Title: The Craft Beer Revolution
Author: Steve Hindy
ISBN: 978-1137278760
Pages: 272
Release date: April 22, 2014
Publisher: Palgrave Macmillan
Genre: Nonfiction/History
Format: Hardcover
Source: Review copy
Growing up in a British expatriate household full of Oxford English Dictionaries and Encyclopedia Britannica, we playfully joked about our public school’s approach to teaching American history. My parents, products of northern England’s primary schools, found the way children were introduced to the political and social pedigree of early America both funny and fascinating. They’d look over homework assignments, amazed at how much detail was afforded to every battle, every colony, every document revision (as compared to British history), impressed at how thorough a retelling of events could be when it only had to cover a few hundred years, not a few thousand. But despite the depth they felt it often lacked applicability, that some of the history seemed forced, bloated to fill time and text book pages, with emphasis put on certain events to artificially inflate, not because of their influence of the founding of the nation.
They may have had similar concerns about Steve Hindy’s fresh release, The Craft Beer Revolution, which chronicles the rise of craft beer (defined as not the stuff from Miller or Coors or Budweiser) starting in 1965 and running up to present day. Forty-nine years isn’t an excessively long period of time to cover in 272 pages. The good news: their concern would have been misplaced. Although faced with the daunting task of sifting through pretty much all of modern America’s brewery, brewer, and beer-soaked history, Hindy manages to use his experience cofounding Brooklyn Brewing to condense and highlight many of the important aspects that led us to our fermented future. This is the journey of craft beer, told by one of its pioneers.
Those into beer know names like Jack McAuliffe, Fritz Maytag, and Ken Grossman, recognize that these men are the spiritual hop-wielding grandfathers of modern brewing. But to the layman, beyond a few photos, and a few too-often-used quotes, these men might seem two dimensional, spectres of a time when small brewing was as rare as organic labels in the grocery store. To the new beer enthusiast, these names might be completely alien.
While there are several other good reads that fall like wild yeast into the open fermentation vessel of “craft beer history” (namely, Ken Grossman’s Beyond the Pale, and Tom Acitelli’s The Audacity of Hops), Hindy gives a strong voice to the people who masterminded our current surge, connects the reader to them with quotes and anecdotes that color them as the decorated, dedicated brewers they were (or are). The strength of the narrative springs from the deep, insider knowledge of someone who was on the front lines of the transition from homebrewing and brewpubs to full-fledged breweries. Through Hindy’s research and interviews, a reader can feel like she’s standing right next to Charlie Papazian as he went from nuclear engineer to the head of the Brewer’s Association, and looking over Sam Calagione’s shoulder as he brewed the first of the beers that would eventually lead to Dogfish Head.
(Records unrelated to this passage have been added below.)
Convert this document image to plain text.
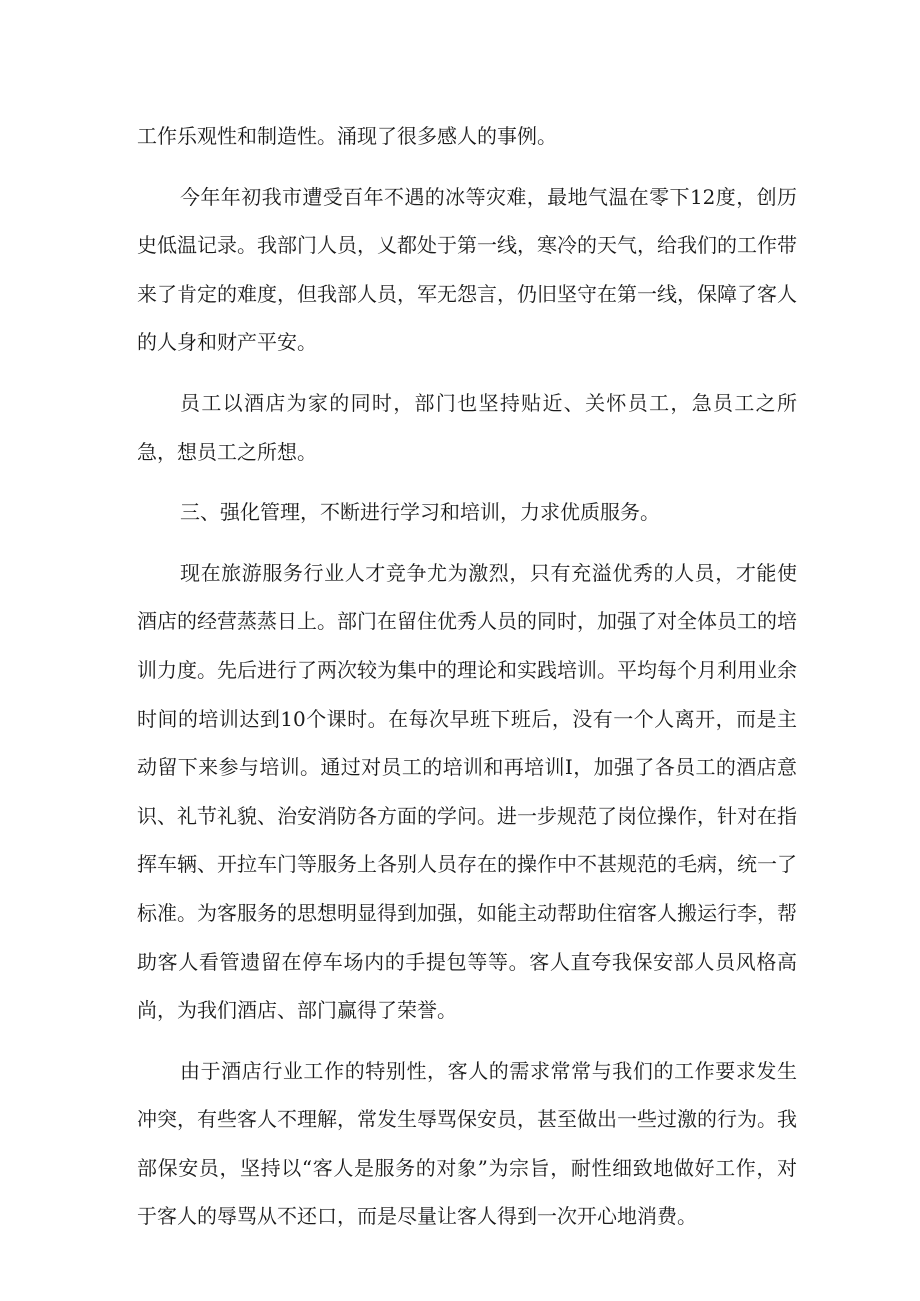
工作乐观性和制造性。涌现了很多感人的事例。

今年年初我市遭受百年不遇的冰等灾难，最地气温在零下12度，创历史低温记录。我部门人员，乂都处于第一线，寒冷的天气，给我们的工作带来了肯定的难度，但我部人员，军无怨言，仍旧坚守在第一线，保障了客人的人身和财产平安。

员工以酒店为家的同时，部门也坚持贴近、关怀员工，急员工之所急，想员工之所想。

三、强化管理，不断进行学习和培训，力求优质服务。

现在旅游服务行业人才竞争尤为激烈，只有充溢优秀的人员，才能使酒店的经营蒸蒸日上。部门在留住优秀人员的同时，加强了对全体员工的培训力度。先后进行了两次较为集中的理论和实践培训。平均每个月利用业余时间的培训达到10个课时。在每次早班下班后，没有一个人离开，而是主动留下来参与培训。通过对员工的培训和再培训I，加强了各员工的酒店意识、礼节礼貌、治安消防各方面的学问。进一步规范了岗位操作，针对在指挥车辆、开拉车门等服务上各别人员存在的操作中不甚规范的毛病，统一了标准。为客服务的思想明显得到加强，如能主动帮助住宿客人搬运行李，帮助客人看管遗留在停车场内的手提包等等。客人直夸我保安部人员风格高尚，为我们酒店、部门赢得了荣誉。

由于酒店行业工作的特别性，客人的需求常常与我们的工作要求发生冲突，有些客人不理解，常发生辱骂保安员，甚至做出一些过激的行为。我部保安员，坚持以“客人是服务的对象”为宗旨，耐性细致地做好工作，对于客人的辱骂从不还口，而是尽量让客人得到一次开心地消费。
There are moments when my parents fears are realized, and Hindy’s content seems at odds with his structure; like a paragraph shoe-horned into the heel of a chapter solely because it was bristling with such potent information. At times, this gives a feeling of too much foot in too little shoe, description or notes inserted with little introduction or transition, just to round out a chapter. These sections, despite being clunky, do tend to add certain character to the narrative. It’s hard to fault Hindy for having too much good content, but it wouldn’t be a BJCP certified review to suggest I didn’t notice some defects in the body of the narrative.
These issues smooth themselves out by the middle of the book, just in time for the second act to dance onto the revolution stage: the politics of distribution and some infighting between regional competitors who should have, in a perfect beer-filled world, been allies. Some ire seems directed at Jim Koch of Samuel Adams; at one point Hindy calls him the “Harvard MBA-type” who seemed more concerned with marketing than establishing a local brewery, opting to contract brew in his early years, rather than establish physical roots. Later, he offers some admiration for Koch’s rise to commercial fame, but I’d venture that Hindy won’t be sharing a Utopias with Koch any time soon.
Ultimately, Hindy does an admirable job of writing a story that walks delicately between esoteric and approachable, telling the complex story of politics and law in beer in a way that wouldn’t completely turn off someone who didn’t already have a propensity for the bubbly stuff. The closing is cautiously optimistic, with Hindy suggesting (hoping) that Big Beer’s attempts to sneak in and snag market share with things like Blue Moon and Shock Top might actually lead to more business for smaller breweries, once the average consumer’s tastes evolve a bit more. Several jargon laden, industry heavy chapters might be harder reads for people who aren’t into beer, but by the epilogue, the book has done a fine job of capturing the inundation of American beer onto fertile consumer soil, and provides a deep, probing look at just how the river gained enough momentum over the past 50 years to successfully overflow its banks.